Vladimir Putin shows rare soft spot to rescue Russia’s ISIS children
Zalina Gabibulayeva has had five children, four husbands and two jail sentences. All her spouses were Islamist militants who are either dead or in prison, the last two in Syria, where she was among hundreds of women stranded by the war before officials brought her back to Russia.
“I thank God every day that we are here,” Gabibulayeva, 37, said by phone from Grozny, the capital of Russia’s mostly Muslim republic of Chechnya, where she and her children receive about 40,000 rubles ($610) per month in state welfare payments.
While President Vladimir Putin is renowned for his ruthless approach to terrorists — once vowing to “waste them in the outhouse” – Russia has been more willing than many Western nations to help women and children linked with Islamic State fighters to return home from the Middle East.

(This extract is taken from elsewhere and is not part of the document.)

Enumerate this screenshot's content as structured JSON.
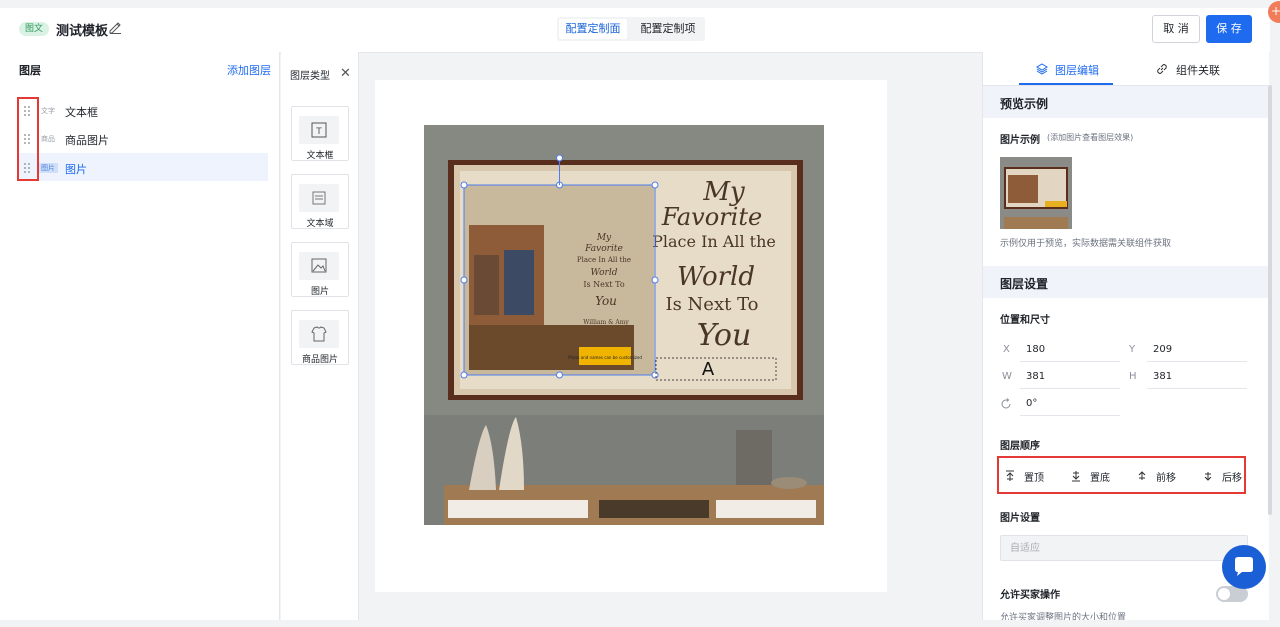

He’s explained the motivation by saying children didn’t choose to go to the conflict zone “and we have no right to leave them there.”
Nearly 100 family members of jihadists in Syria and Iraq were repatriated in late 2017 before Russia’s intelligence service raised security concerns in a country that’s repeatedly been the target of terrorist attacks. Russia’s experience illustrates challenges facing the U.S. and Europe as they decide how to deal with citizens captured in Syria and Iraq who were part of Islamic State.